1. Preheat oven to 350F
2. In a small sauté heat olive on medium heat, add onions and turn heat to medium low. You want to caramelize the onions so they are nice and sweet and this takes times! Continue cooking onions low and slow, only stirring occasionally to let the sugars in the onion brown. This will takes at least 25 minutes, so start these ASAP and keep an eye on them while you prepare the other ingredients 
2. On a parchment lined baking sheet evenly spread pecans and toast until fragrant, 10-15 minutes. Once done set aside and let cool
3. Carefully slice the top tips off your figs and quarter them lengthwise. If they are smaller figs you can just cut them in half. 
4. While you’re waiting on your onions, make your vinaigrette! You can either throw all the ingredients in a high speed blender until emulsified or whisk my hand. If doing by hand, mix all vinaigrette ingredients together except for the olive oil. Slowing add the olive oil, starting one drop at a time, whisking constantly. Once the olive oil and vinegar begin to emulsify you can add more olive oil, continue whisking until all oil has been combined. 
5. Once onions have caramelized set them aside and let cool for 5-10 minutes. Meanwhile roughly chop the pecans.

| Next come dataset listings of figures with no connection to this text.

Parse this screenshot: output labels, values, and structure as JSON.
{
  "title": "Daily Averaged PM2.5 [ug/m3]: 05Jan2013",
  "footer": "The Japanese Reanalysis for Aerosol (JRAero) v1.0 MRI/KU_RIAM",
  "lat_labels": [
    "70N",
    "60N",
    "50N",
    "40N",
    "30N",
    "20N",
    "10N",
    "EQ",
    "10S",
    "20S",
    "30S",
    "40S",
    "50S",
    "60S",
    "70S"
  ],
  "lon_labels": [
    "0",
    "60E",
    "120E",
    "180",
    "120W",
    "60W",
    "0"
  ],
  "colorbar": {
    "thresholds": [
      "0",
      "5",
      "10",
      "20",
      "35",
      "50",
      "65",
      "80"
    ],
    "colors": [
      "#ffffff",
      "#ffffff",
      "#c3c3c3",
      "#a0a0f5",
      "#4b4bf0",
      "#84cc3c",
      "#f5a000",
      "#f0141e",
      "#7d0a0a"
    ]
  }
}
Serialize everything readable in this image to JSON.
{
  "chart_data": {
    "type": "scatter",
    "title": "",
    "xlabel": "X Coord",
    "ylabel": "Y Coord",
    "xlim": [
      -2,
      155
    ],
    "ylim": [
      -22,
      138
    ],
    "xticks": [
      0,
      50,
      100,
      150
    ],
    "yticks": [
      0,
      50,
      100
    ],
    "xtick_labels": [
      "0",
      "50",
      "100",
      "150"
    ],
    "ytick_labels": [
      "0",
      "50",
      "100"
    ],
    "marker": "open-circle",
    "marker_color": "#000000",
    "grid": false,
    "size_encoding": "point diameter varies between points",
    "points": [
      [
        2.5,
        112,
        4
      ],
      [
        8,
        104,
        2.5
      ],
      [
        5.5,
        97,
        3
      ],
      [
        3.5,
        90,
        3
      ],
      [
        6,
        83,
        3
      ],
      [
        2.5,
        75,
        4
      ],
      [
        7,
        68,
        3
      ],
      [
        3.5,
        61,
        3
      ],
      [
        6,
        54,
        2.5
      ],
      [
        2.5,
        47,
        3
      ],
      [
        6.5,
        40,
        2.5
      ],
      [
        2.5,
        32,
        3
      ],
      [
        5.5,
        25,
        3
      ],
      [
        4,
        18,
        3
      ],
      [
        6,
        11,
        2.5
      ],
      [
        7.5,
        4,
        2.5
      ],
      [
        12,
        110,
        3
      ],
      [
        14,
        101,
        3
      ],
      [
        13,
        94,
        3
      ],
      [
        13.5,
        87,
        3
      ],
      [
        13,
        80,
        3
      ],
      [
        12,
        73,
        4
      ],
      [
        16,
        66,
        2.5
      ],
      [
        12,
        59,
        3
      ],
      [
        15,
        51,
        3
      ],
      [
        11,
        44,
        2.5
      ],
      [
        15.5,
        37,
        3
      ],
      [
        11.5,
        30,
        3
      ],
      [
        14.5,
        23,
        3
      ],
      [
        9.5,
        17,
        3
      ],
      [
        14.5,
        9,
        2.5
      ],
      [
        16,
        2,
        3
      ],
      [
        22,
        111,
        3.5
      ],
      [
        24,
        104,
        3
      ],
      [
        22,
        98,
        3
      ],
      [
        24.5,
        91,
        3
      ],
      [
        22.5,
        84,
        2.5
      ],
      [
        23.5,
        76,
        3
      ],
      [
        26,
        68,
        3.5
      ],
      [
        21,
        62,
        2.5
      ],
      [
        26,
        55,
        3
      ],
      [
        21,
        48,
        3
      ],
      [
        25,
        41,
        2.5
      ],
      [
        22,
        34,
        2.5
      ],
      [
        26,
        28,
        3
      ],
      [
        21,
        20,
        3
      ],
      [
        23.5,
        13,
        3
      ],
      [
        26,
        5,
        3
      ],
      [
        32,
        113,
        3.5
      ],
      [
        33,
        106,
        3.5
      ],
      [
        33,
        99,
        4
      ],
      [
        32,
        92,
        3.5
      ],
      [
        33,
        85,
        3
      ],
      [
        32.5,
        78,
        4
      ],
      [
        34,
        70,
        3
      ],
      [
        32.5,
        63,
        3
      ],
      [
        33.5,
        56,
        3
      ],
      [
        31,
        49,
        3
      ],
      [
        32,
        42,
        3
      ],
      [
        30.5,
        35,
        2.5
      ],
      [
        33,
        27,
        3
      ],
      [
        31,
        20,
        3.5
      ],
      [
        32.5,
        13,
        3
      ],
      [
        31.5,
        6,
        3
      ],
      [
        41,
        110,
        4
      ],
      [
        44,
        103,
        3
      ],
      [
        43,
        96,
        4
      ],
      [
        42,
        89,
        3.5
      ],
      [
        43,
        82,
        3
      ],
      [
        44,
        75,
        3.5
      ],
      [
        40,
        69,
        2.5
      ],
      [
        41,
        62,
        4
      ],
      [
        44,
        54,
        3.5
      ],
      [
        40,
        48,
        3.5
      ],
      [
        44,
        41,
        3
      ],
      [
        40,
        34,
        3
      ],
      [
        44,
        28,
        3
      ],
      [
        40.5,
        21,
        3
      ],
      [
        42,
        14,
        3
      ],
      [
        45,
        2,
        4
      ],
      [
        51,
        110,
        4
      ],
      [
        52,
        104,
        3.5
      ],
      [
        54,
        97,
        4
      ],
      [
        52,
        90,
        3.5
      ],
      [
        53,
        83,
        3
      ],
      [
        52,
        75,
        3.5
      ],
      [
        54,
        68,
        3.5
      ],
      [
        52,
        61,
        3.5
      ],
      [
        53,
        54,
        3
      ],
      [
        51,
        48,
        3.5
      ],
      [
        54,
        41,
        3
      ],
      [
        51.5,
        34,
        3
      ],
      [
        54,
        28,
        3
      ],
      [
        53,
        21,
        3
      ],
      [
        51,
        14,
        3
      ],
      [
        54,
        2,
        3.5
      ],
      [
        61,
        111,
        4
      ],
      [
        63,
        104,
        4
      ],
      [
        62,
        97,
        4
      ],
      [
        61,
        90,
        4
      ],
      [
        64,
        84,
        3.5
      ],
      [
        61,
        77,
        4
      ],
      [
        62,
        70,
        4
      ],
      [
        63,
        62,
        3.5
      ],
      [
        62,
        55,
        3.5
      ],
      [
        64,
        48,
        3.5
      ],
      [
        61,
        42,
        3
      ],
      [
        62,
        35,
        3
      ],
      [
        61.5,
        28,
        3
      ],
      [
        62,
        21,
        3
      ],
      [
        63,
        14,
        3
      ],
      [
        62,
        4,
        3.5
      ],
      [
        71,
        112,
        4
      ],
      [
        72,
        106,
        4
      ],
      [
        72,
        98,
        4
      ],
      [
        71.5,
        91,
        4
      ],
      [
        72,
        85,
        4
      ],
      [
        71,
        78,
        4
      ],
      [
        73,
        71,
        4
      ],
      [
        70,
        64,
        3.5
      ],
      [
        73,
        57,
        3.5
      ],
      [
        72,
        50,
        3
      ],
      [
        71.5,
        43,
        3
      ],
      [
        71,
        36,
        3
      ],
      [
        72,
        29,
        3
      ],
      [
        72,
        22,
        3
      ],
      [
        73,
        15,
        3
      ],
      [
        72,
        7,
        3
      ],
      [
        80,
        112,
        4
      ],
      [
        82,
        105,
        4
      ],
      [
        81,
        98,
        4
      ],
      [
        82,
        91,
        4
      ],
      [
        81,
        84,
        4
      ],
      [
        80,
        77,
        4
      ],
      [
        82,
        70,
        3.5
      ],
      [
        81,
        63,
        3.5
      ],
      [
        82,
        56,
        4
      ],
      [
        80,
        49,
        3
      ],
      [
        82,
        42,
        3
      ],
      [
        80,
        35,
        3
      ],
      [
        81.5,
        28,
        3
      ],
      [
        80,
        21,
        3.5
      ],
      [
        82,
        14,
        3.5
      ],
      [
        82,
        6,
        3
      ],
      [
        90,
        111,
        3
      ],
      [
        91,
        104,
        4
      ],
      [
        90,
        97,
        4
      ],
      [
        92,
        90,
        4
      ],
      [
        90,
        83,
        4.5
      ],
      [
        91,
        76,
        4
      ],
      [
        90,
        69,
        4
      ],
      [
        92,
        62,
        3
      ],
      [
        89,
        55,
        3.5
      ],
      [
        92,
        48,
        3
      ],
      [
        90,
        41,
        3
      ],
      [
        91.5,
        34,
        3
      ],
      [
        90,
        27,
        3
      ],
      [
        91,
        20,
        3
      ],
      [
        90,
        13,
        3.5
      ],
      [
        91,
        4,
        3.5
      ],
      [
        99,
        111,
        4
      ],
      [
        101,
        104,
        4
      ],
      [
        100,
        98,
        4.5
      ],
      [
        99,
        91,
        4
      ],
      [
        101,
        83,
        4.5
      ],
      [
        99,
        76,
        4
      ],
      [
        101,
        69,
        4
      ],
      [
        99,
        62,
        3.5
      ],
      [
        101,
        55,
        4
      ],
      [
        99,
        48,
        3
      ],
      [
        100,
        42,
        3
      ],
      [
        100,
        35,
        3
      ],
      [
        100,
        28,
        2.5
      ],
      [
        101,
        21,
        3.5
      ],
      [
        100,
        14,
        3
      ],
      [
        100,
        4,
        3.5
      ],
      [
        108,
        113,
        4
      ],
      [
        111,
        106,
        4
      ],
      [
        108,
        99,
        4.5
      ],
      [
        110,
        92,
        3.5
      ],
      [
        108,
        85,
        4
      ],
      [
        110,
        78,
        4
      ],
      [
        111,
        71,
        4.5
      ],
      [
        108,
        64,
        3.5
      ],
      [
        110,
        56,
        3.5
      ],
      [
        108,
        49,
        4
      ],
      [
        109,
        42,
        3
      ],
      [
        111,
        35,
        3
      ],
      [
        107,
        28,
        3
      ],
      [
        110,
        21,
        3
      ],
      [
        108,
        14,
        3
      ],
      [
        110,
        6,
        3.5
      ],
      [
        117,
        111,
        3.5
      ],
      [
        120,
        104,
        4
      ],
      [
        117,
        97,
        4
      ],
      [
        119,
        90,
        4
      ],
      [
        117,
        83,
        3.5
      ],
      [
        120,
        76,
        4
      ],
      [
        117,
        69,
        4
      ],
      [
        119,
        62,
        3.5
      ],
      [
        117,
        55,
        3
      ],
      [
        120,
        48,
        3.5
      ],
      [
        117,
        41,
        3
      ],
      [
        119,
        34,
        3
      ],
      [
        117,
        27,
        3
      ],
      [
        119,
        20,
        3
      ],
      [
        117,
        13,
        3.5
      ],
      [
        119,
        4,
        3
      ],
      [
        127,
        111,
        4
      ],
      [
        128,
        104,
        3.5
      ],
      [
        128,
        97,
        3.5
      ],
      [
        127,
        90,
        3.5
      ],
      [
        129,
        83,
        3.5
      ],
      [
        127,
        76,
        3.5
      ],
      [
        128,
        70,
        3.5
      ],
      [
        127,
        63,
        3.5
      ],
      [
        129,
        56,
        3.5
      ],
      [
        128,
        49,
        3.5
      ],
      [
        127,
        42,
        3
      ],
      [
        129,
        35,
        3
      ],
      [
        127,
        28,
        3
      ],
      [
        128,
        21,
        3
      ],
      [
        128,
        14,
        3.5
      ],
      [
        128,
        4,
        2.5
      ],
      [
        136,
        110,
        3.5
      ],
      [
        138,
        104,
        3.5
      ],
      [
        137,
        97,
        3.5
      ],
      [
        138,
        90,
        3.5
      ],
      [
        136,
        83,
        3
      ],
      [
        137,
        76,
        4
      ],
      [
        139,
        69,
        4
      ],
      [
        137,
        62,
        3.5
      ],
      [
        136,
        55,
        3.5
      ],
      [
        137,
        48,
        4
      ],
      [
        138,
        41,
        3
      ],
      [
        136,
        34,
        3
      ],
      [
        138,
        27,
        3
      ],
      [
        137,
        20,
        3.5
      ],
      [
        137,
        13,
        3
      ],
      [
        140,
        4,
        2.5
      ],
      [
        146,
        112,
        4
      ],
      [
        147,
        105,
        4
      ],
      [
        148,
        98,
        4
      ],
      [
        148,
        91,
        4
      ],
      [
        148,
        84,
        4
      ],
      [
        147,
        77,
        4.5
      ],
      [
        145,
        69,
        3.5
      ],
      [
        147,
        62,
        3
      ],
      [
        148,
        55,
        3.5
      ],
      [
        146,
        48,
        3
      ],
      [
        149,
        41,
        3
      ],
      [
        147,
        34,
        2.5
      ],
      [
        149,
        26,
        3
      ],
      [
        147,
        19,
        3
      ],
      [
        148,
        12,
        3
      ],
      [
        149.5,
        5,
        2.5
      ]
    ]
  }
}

6. Now that all your ingredients are ready you can compose your salad! Arugula is a delicate leaf so this is a great salad to serve spread on a large plate or platter, rather than a bowl. First, evenly spread out arugula and lightly salt greens. Top with caramelized onions and arrange figs neatly on top. Sprinkle chopped nuts on top and when ready to serve delicately drizzle vinaigrette on top. Eat right away, it goes fast!